无论处理类型如何,处理始终在Akka Actor中完成。我正在尝试异步进行进度记录,以避免阻止处理进度。进展非常迅速。大多数情况都是以类似的批处理风格格式发生的,尽管有时它会逐渐递增,这里只是为了演示而在处理过程中会发生什么的基本表示:

//inside my processing actor

  var fileIsProcessing = true
  val allLines = KafkaUtil.getConnect(fileKey)
  val totalLines = KafkaUtil.getSize
  val batchSize = 500
  val dBUtil = new DBUtil(totalLines)

 while (fileIsProcessing) {

    // consumes @ 500 lines at a time to process, returns empty if done consuming
    val batch:List[Pollable] = allLines.poll
    //for batch  identification purposes
    val myMax = batch.map(_.toInt ).max
    println("Starting new batch with max line: " + myMax)

    //processing work happens here
    batch.map(processSync)
    println("Finished processing batch with max line: " + myMax)

    //send a progress update to be persisted to the DB
    val progressCall = Future[Unit] {dBUtil.incrementProgress(batch.size)}
    progressCall.onComplete{
          case Success(s) => // don't care
          case Failure(e) => logger.error("Unable to persist progress from actor ") 
    }

 if (batch.isEmpty) fileIsProcessing = false //this is horribly non-functional.
}

并且,我的DBUtil的简单表示,即进行处理的类:

class DBUtil(totalLines:Int) {

    //store both the number processed and the total to process in db, even if there is currently a percentage

var rate = 0 //lines per second
var totalFinished = 0
var percentageFin:Double = 0
var lastUpdate = DateTime.now()

def incrementProgress(totalProcessed: Int, currentTime:DateTime): Unit = {
  //simulate write the data and calculated progress percentage to db
  rate = totalProcessed/((currentTime.getMillis() - lastUpdate.getMillis())/1000)
  totalFinished += totalProcessed
  percentageFin = (totalFinished.toDouble / totalLines.toDouble) * 100
  println(s"Simulating DB persist of total processed:$totalFinished lines at $percentageFin% from my total lines: $totalLines at rate:$rate" )
}

}

现在,真正奇怪的是,在生产中,处理发生得如此之快,以至于每次都不能可靠地调用行Future[Unit] { dBUtil.incrementProgress(batch.size)}while循环将完成,但我会在我的数据库中注意到进度将挂起50%或80%。
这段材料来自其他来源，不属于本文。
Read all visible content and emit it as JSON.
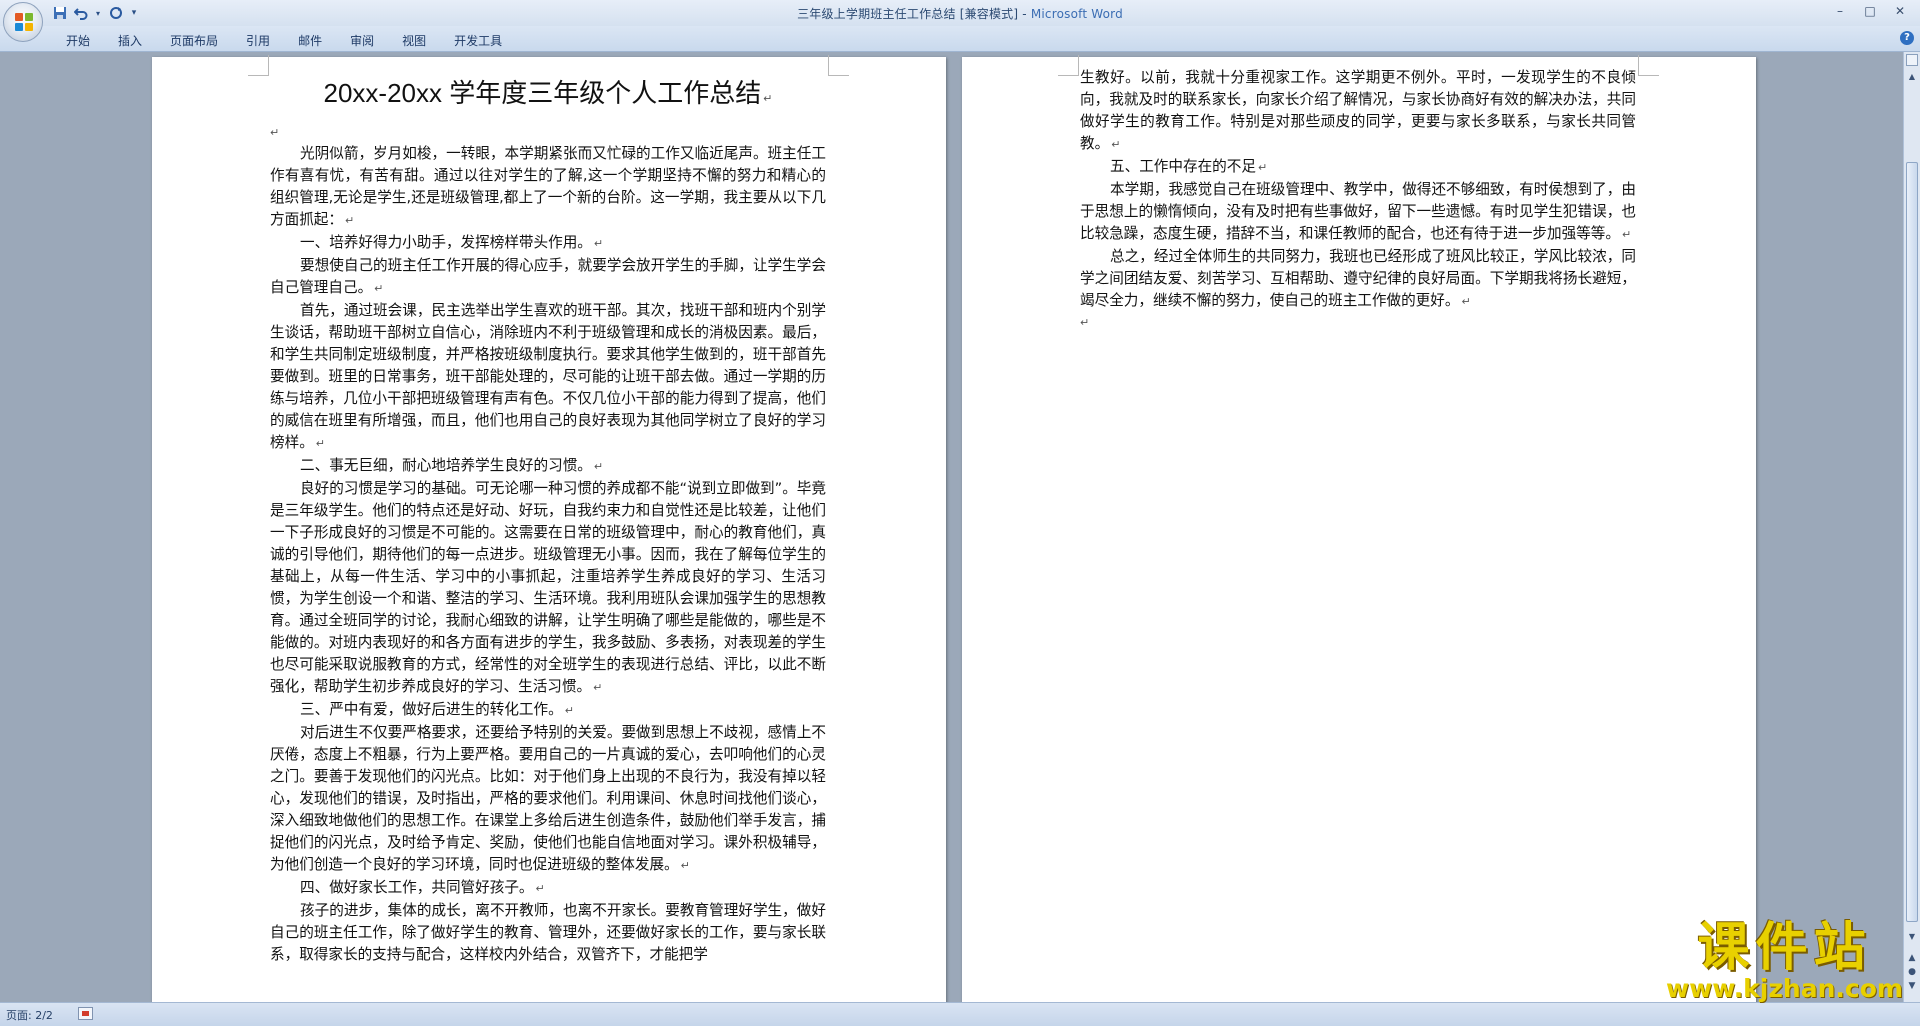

唯一可行的方法是,如果我使用loggerprintln语句阻塞系统,以减慢速度。

为什么我的Future呼叫每次都不能可靠地呼叫?

1 个答案:

答案 0 :(得分:1)

嗯......所以你的代码几乎没有问题,

您只是在while循环中启动期货,然后循环进行下一次迭代,而无需等待未来完成。这意味着您的程序可能会在执行者实际执行期货之前完成。

此外,您的循环正在创建越来越多的“未来”调用dBUtil.incrementProgress(batch.size),您将有多个线程同时执行相同的功能。当您使用可变状态时,这将导致竞争条件。

def processFileWithIncrementalUpdates(
  allLines: ????,
  totalLines: Int,
  batchSize: Int,
  dbUtil: DBUtil
): Future[Unit] = {
  val promise = Promise[Unit]()
  Future {
    val batch: List[Pollable] = allLines.poll
    if (batch.isEmpty) {
      promise.completeWith(Future.successful[Unit]())
    }
    else {
      val myMax = batch.map(_.toInt).max
      println("Starting new batch with max line: " + myMax)

      //processing work happens here
      batch.map(processSync)
      println("Finished processing batch with max line: " + myMax)

      //send a progress update to be persisted to the DB
      val progressCall = Future[Unit] { dBUtil.incrementProgress(batch.size) }

      progressCall.onComplete{
        case Success(s) => // don't care
        case Failure(e) => logger.error("Unable to persist progress from actor ")
      }

      progressCall.onComplete({
        case _ => promise.completeWith(processFileWithIncrementalUpdates(allLines, totalLines, batchSize, dBUtil))
      })
    }
    promise.future
  }
}

val allLines = KafkaUtil.getConnect(fileKey)
val totalLines = KafkaUtil.getSize
val batchSize = 500
val dBUtil = new DBUtil(totalLines)

val processingFuture = processFileWithIncrementalUpdates(allLines, totalLines, batchSize, dBUtil)